Now let’s look at tonight’s slate, which includes Johnny Cueto who won’t count because his start has been pushed back to Wednesday.
First up we have Chris Sale, who only logged less than six strikeouts twice last season. We project Sale for around 8 strikeouts tonight, but it might be smart to go with 9 or 10 as we discussed the merits of projecting high rather than low. This Yankees lineup has had tremendous struggles against Sale in the past, batting 10 for 59 and striking out 37% of the time. We don’t expect Sale to struggle racking up strikeouts in this one even if he allows a long ball or two, so definitely go with a projection of 8-10.

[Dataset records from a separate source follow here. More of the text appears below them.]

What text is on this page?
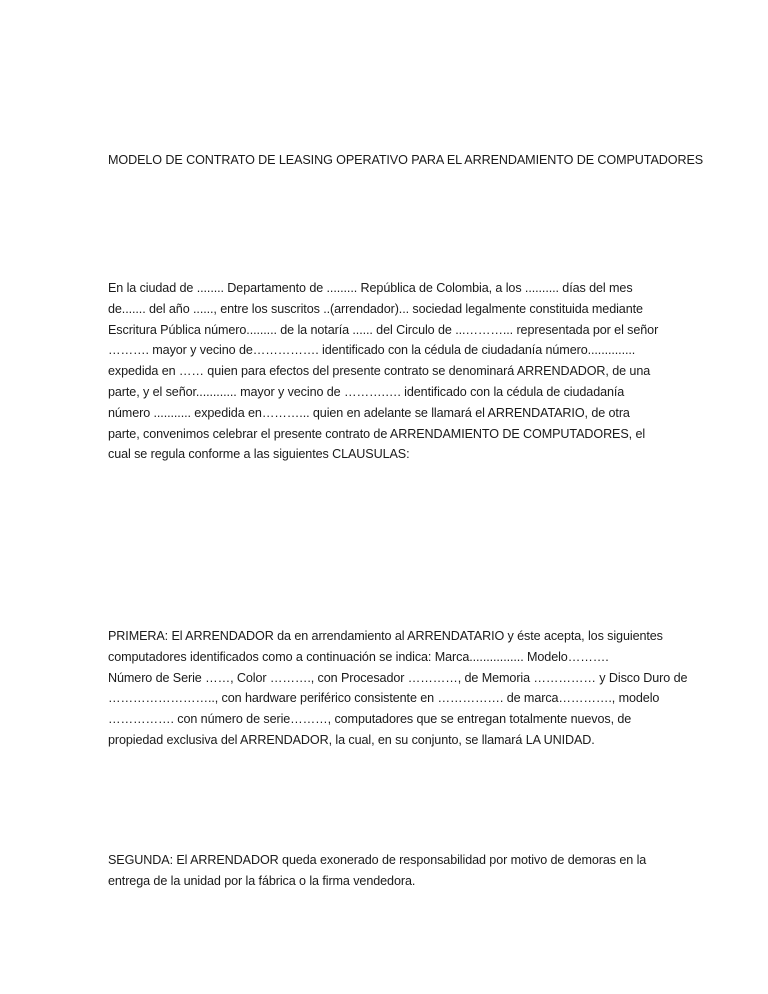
MODELO DE CONTRATO DE LEASING OPERATIVO PARA EL ARRENDAMIENTO DE COMPUTADORES
En la ciudad de ........ Departamento de ......... República de Colombia, a los .......... días del mes
de....... del año ......, entre los suscritos ..(arrendador)... sociedad legalmente constituida mediante
Escritura Pública número......... de la notaría ...... del Circulo de ...………... representada por el señor
………. mayor y vecino de……………. identificado con la cédula de ciudadanía número..............
expedida en …… quien para efectos del presente contrato se denominará ARRENDADOR, de una
parte, y el señor............ mayor y vecino de ……….…. identificado con la cédula de ciudadanía
número ........... expedida en………... quien en adelante se llamará el ARRENDATARIO, de otra
parte, convenimos celebrar el presente contrato de ARRENDAMIENTO DE COMPUTADORES, el
cual se regula conforme a las siguientes CLAUSULAS:
PRIMERA: El ARRENDADOR da en arrendamiento al ARRENDATARIO y éste acepta, los siguientes
computadores identificados como a continuación se indica: Marca................ Modelo……….
Número de Serie ……, Color ………., con Procesador …………, de Memoria …………… y Disco Duro de
…………………….., con hardware periférico consistente en ……………. de marca…………., modelo
……………. con número de serie………, computadores que se entregan totalmente nuevos, de
propiedad exclusiva del ARRENDADOR, la cual, en su conjunto, se llamará LA UNIDAD.
SEGUNDA: El ARRENDADOR queda exonerado de responsabilidad por motivo de demoras en la
entrega de la unidad por la fábrica o la firma vendedora.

Next up we have Dallas Keuchel, who faces the Minnesota Twins. While the Twins strikeout a decent amount against lefties, Keuchel doesn’t strike out that many righties. He’s likely to face just two left-handed batters tonight, so we’re not wild about his K upside. For this reason, we have Keuchel projected around 4-7 strikeouts. This is a more volatile situation as the Twins like to swing and miss, but it’s not an optimal situation for Keuchel.
After Keuchel we have Felix Hernandez, who is probably in the worst spot of all these pitchers. He hasn’t been a dominant strikeout pitcher in a long time, and the Royals are not a team that strikes out very often. With those two factors combined, we’re only giving Felix around 3-5 strikeouts tonight. You could go with 6 if you really want to stretch the idea of projecting high, but we don’t expect him to have a very successful outing in the swing and miss department.

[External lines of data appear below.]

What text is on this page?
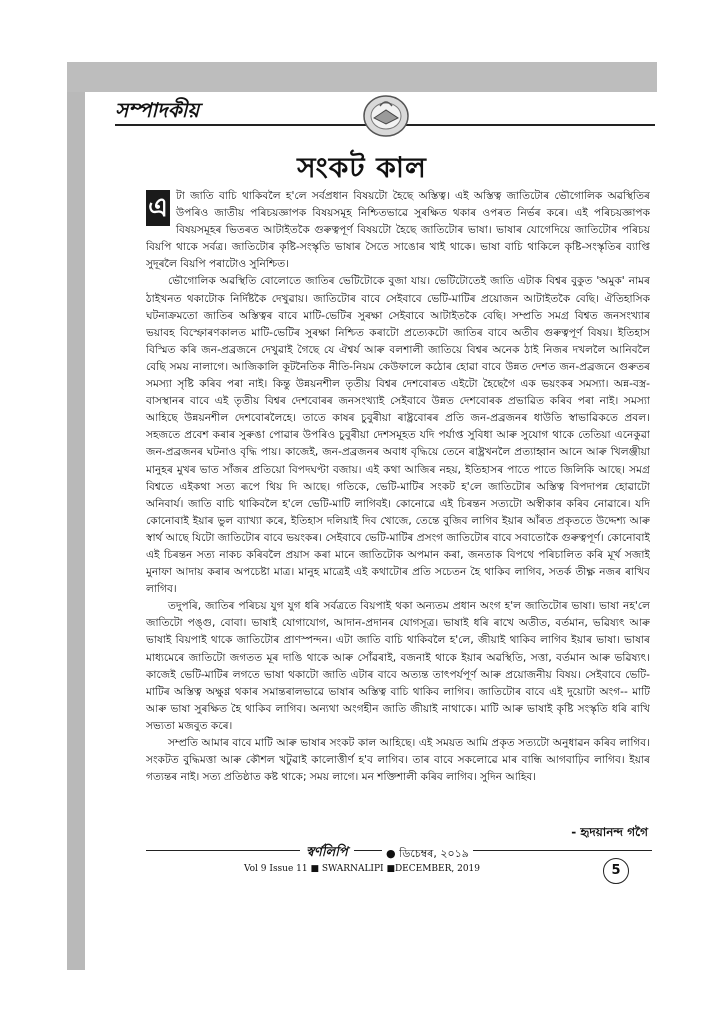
সম্পাদকীয়
সংকট কাল

এ টা জাতি বাচি থাকিবলৈ হ'লে সৰ্বপ্ৰধান বিষয়টো হৈছে অস্তিত্ব। এই অস্তিত্ব জাতিটোৰ ভৌগোলিক অৱস্থিতিৰ উপৰিও জাতীয় পৰিচয়জ্ঞাপক বিষয়সমূহ নিশ্চিতভাৱে সুৰক্ষিত থকাৰ ওপৰত নিৰ্ভৰ কৰে। এই পৰিচয়জ্ঞাপক বিষয়সমূহৰ ভিতৰত আটাইতকৈ গুৰুত্বপূৰ্ণ বিষয়টো হৈছে জাতিটোৰ ভাষা। ভাষাৰ যোগেদিয়ে জাতিটোৰ পৰিচয় বিয়পি থাকে সৰ্বত্ৰ। জাতিটোৰ কৃষ্টি-সংস্কৃতি ভাষাৰ সৈতে সাঙোৰ খাই থাকে। ভাষা বাচি থাকিলে কৃষ্টি-সংস্কৃতিৰ ব্যাপ্তি সুদূৰলৈ বিয়পি পৰাটোও সুনিশ্চিত।

ভৌগোলিক অৱস্থিতি বোলোতে জাতিৰ ভেটিটোকে বুজা যায়। ভেটিটোতেই জাতি এটাক বিশ্বৰ বুকুত 'অমুক' নামৰ ঠাইখনত থকাটোক নিৰ্দিষ্টকৈ দেখুৱায়। জাতিটোৰ বাবে সেইবাবে ভেটি-মাটিৰ প্ৰয়োজন আটাইতকৈ বেছি। ঐতিহাসিক ঘটনাক্ৰমতো জাতিৰ অস্তিত্বৰ বাবে মাটি-ভেটিৰ সুৰক্ষা সেইবাবে আটাইতকৈ বেছি। সম্প্ৰতি সমগ্ৰ বিশ্বত জনসংখ্যাৰ ভয়াবহ বিস্ফোৰণকালত মাটি-ভেটিৰ সুৰক্ষা নিশ্চিত কৰাটো প্ৰত্যেকটো জাতিৰ বাবে অতীব গুৰুত্বপূৰ্ণ বিষয়। ইতিহাস বিস্মিত কৰি জন-প্ৰব্ৰজনে দেখুৱাই গৈছে যে ঐশ্বৰ্য আৰু বলশালী জাতিয়ে বিশ্বৰ অনেক ঠাই নিজৰ দখললৈ আনিবলৈ বেছি সময় নালাগে। আজিকালি কূটনৈতিক নীতি-নিয়ম কেউফালে কঠোৰ হোৱা বাবে উন্নত দেশত জন-প্ৰব্ৰজনে গুৰুতৰ সমস্যা সৃষ্টি কৰিব পৰা নাই। কিন্তু উন্নয়নশীল তৃতীয় বিশ্বৰ দেশবোৰত এইটো হৈছেগৈ এক ভয়ংকৰ সমস্যা। অন্ন-বস্ত্ৰ-বাসস্থানৰ বাবে এই তৃতীয় বিশ্বৰ দেশবোৰৰ জনসংখ্যাই সেইবাবে উন্নত দেশবোৰক প্ৰভাৱিত কৰিব পৰা নাই। সমস্যা আহিছে উন্নয়নশীল দেশবোৰলৈহে। তাতে কাষৰ চুবুৰীয়া ৰাষ্ট্ৰবোৰৰ প্ৰতি জন-প্ৰব্ৰজনৰ ধাউতি স্বাভাৱিকতে প্ৰবল। সহজতে প্ৰবেশ কৰাৰ সুৰুঙা পোৱাৰ উপৰিও চুবুৰীয়া দেশসমূহত যদি পৰ্যাপ্ত সুবিধা আৰু সুযোগ থাকে তেতিয়া এনেকুৱা জন-প্ৰব্ৰজনৰ ঘটনাও বৃদ্ধি পায়। কাজেই, জন-প্ৰব্ৰজনৰ অবাধ বৃদ্ধিয়ে তেনে ৰাষ্ট্ৰখনলৈ প্ৰত্যাহ্বান আনে আৰু খিলঞ্জীয়া মানুহৰ মুখৰ ভাত সাঁজৰ প্ৰতিয়ো বিপদঘণ্টা বজায়। এই কথা আজিৰ নহয়, ইতিহাসৰ পাতে পাতে জিলিকি আছে। সমগ্ৰ বিশ্বতে এইকথা সত্য ৰূপে থিয় দি আছে। গতিকে, ভেটি-মাটিৰ সংকট হ'লে জাতিটোৰ অস্তিত্ব বিপদাপন্ন হোৱাটো অনিবাৰ্য। জাতি বাচি থাকিবলৈ হ'লে ভেটি-মাটি লাগিবই। কোনোৱে এই চিৰন্তন সত্যটো অস্বীকাৰ কৰিব নোৱাৰে। যদি কোনোবাই ইয়াৰ ভুল ব্যাখ্যা কৰে, ইতিহাস দলিয়াই দিব খোজে, তেন্তে বুজিব লাগিব ইয়াৰ আঁৰত প্ৰকৃততে উদ্দেশ্য আৰু স্বাৰ্থ আছে যিটো জাতিটোৰ বাবে ভয়ংকৰ। সেইবাবে ভেটি-মাটিৰ প্ৰসংগ জাতিটোৰ বাবে সবাতোকৈ গুৰুত্বপূৰ্ণ। কোনোবাই এই চিৰন্তন সত্য নাকচ কৰিবলৈ প্ৰয়াস কৰা মানে জাতিটোক অপমান কৰা, জনতাক বিপথে পৰিচালিত কৰি মূৰ্খ সজাই মুনাফা আদায় কৰাৰ অপচেষ্টা মাত্ৰ। মানুহ মাত্ৰেই এই কথাটোৰ প্ৰতি সচেতন হৈ থাকিব লাগিব, সতৰ্ক তীক্ষ্ণ নজৰ ৰাখিব লাগিব।

তদুপৰি, জাতিৰ পৰিচয় যুগ যুগ ধৰি সৰ্বত্ৰতে বিয়পাই থকা অন্যতম প্ৰধান অংগ হ'ল জাতিটোৰ ভাষা। ভাষা নহ'লে জাতিটো পঙ্গু, বোবা। ভাষাই যোগাযোগ, আদান-প্ৰদানৰ যোগসূত্ৰ। ভাষাই ধৰি ৰাখে অতীত, বৰ্তমান, ভৱিষ্যৎ আৰু ভাষাই বিয়পাই থাকে জাতিটোৰ প্ৰাণস্পন্দন। এটা জাতি বাচি থাকিবলৈ হ'লে, জীয়াই থাকিব লাগিব ইয়াৰ ভাষা। ভাষাৰ মাধ্যমেৰে জাতিটো জগতত মূৰ দাঙি থাকে আৰু সোঁৱৰাই, বজনাই থাকে ইয়াৰ অৱস্থিতি, সত্তা, বৰ্তমান আৰু ভৱিষ্যৎ। কাজেই ভেটি-মাটিৰ লগতে ভাষা থকাটো জাতি এটাৰ বাবে অত্যন্ত তাৎপৰ্যপূৰ্ণ আৰু প্ৰয়োজনীয় বিষয়। সেইবাবে ভেটি-মাটিৰ অস্তিত্ব অক্ষুণ্ণ থকাৰ সমান্তৰালভাৱে ভাষাৰ অস্তিত্ব বাচি থাকিব লাগিব। জাতিটোৰ বাবে এই দুয়োটা অংগ-- মাটি আৰু ভাষা সুৰক্ষিত হৈ থাকিব লাগিব। অন্যথা অংগহীন জাতি জীয়াই নাথাকে। মাটি আৰু ভাষাই কৃষ্টি সংস্কৃতি ধৰি ৰাখি সভ্যতা মজবুত কৰে।

সম্প্ৰতি আমাৰ বাবে মাটি আৰু ভাষাৰ সংকট কাল আহিছে। এই সময়ত আমি প্ৰকৃত সত্যটো অনুধাৱন কৰিব লাগিব। সংকটত বুদ্ধিমত্তা আৰু কৌশল খটুৱাই কালোত্তীৰ্ণ হ'ব লাগিব। তাৰ বাবে সকলোৱে মাৰ বান্ধি আগবাঢ়িব লাগিব। ইয়াৰ গত্যন্তৰ নাই। সত্য প্ৰতিষ্ঠাত কষ্ট থাকে; সময় লাগে। মন শক্তিশালী কৰিব লাগিব। সুদিন আহিব।

- হৃদয়ানন্দ গগৈ
স্বৰ্ণলিপি	● ডিচেম্বৰ, ২০১৯
Vol 9 Issue 11 ■ SWARNALIPI ■DECEMBER, 2019	5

Next up is Jacob DeGrom, who faces a Marlins lineup with 5 righties and a pitcher, which DeGrom should have success racking up swings and misses against. The downside for DeGrom is that he can’t count on the umpire to give him a favorable strike zone, as DJ Reyburn was one of the least favorable umpires for pitchers last season. His 2.22 K/BB ratio was ranked 82nd out of 92 umpires last year. He also called more innings than any umpire below him, so his large sample size tells us that his strike zone is indeed quite small. DeGrom has the stuff to get swings and misses in this matchup, but we’re not going crazy because of the likelihood that the umpire takes away a couple strikes from him. With all that being said, a projection of 6-9 strikeouts makes sense for DeGrom for tonight.

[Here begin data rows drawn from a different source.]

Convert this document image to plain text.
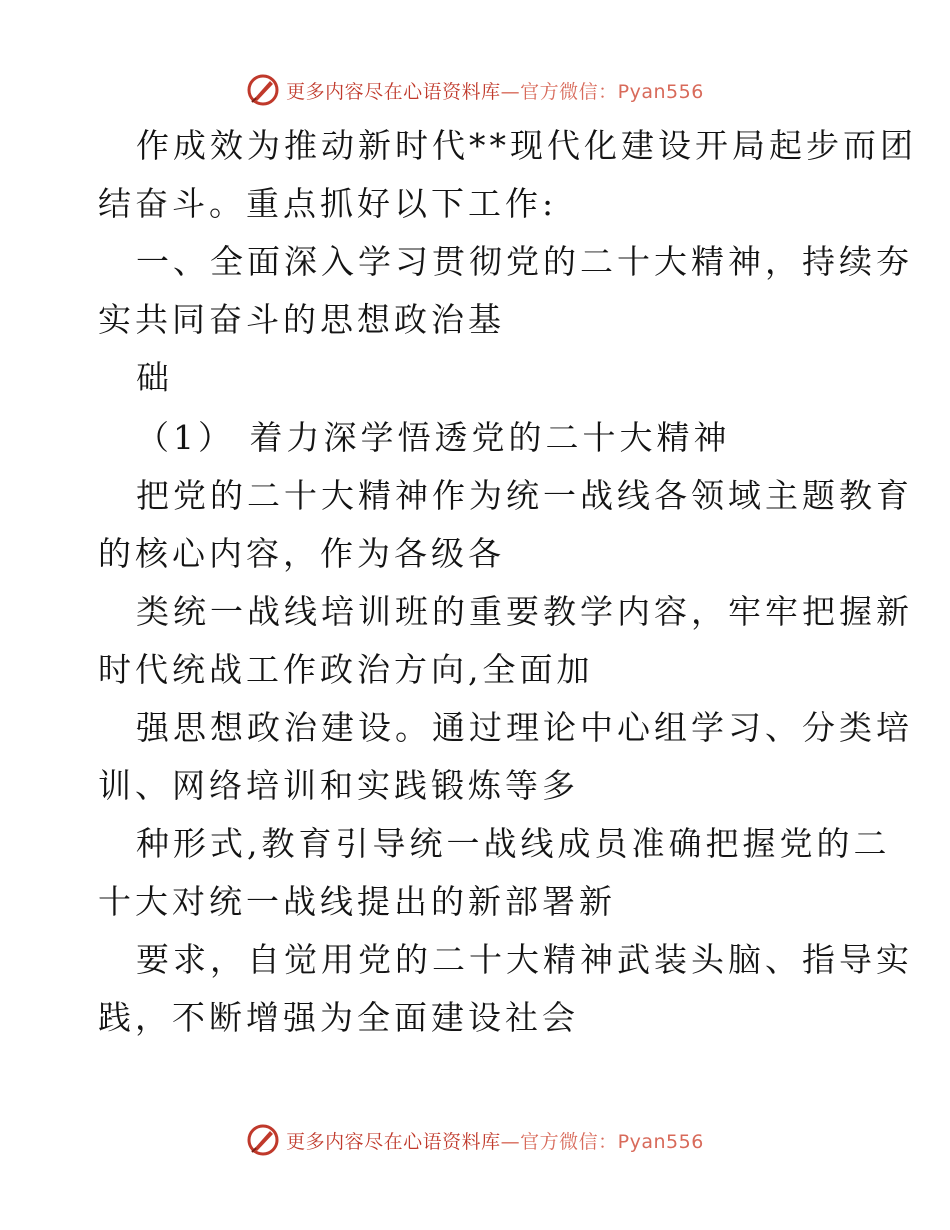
更多内容尽在心语资料库—官方微信：Pyan556
作成效为推动新时代**现代化建设开局起步而团
结奋斗。重点抓好以下工作:
一、全面深入学习贯彻党的二十大精神，持续夯
实共同奋斗的思想政治基
础
（1） 着力深学悟透党的二十大精神
把党的二十大精神作为统一战线各领域主题教育
的核心内容，作为各级各
类统一战线培训班的重要教学内容，牢牢把握新
时代统战工作政治方向,全面加
强思想政治建设。通过理论中心组学习、分类培
训、网络培训和实践锻炼等多
种形式,教育引导统一战线成员准确把握党的二
十大对统一战线提出的新部署新
要求，自觉用党的二十大精神武装头脑、指导实
践，不断增强为全面建设社会
更多内容尽在心语资料库—官方微信：Pyan556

Skipping over Cueto as we mentioned earlier, we’re now at Luis Severino. While the Red Sox lineup is strong, this is a very average matchup in terms of strikeout potential. Severino also has nearly identical strikeout splits to righties and lefties, so there’s not a whole lot to dig into here unless you want to break down the pitch values which we do for our War Room header at DFIUniversity.com. Of course we can’t break down all the pitch values for you here or we’d leave you with little incentive to take your free trial to the War Rooms and come see what all the hype is about. Moving on though, Severino can be safely projected for 5-7 strikeouts.
The last pitcher to look at tonight is Stephen Strasburg. In his career against these Braves’ hitters, he’s struck them out about 24% of the time. This is solid, but not up to par with usual numbers of around 29%. This is because these Braves strike out less than 17% of the time, so this is not an ideal spot for Strasburg. This is an example where we don’t want to project too high, and we’re likely looking in the 6-8 range for this projection.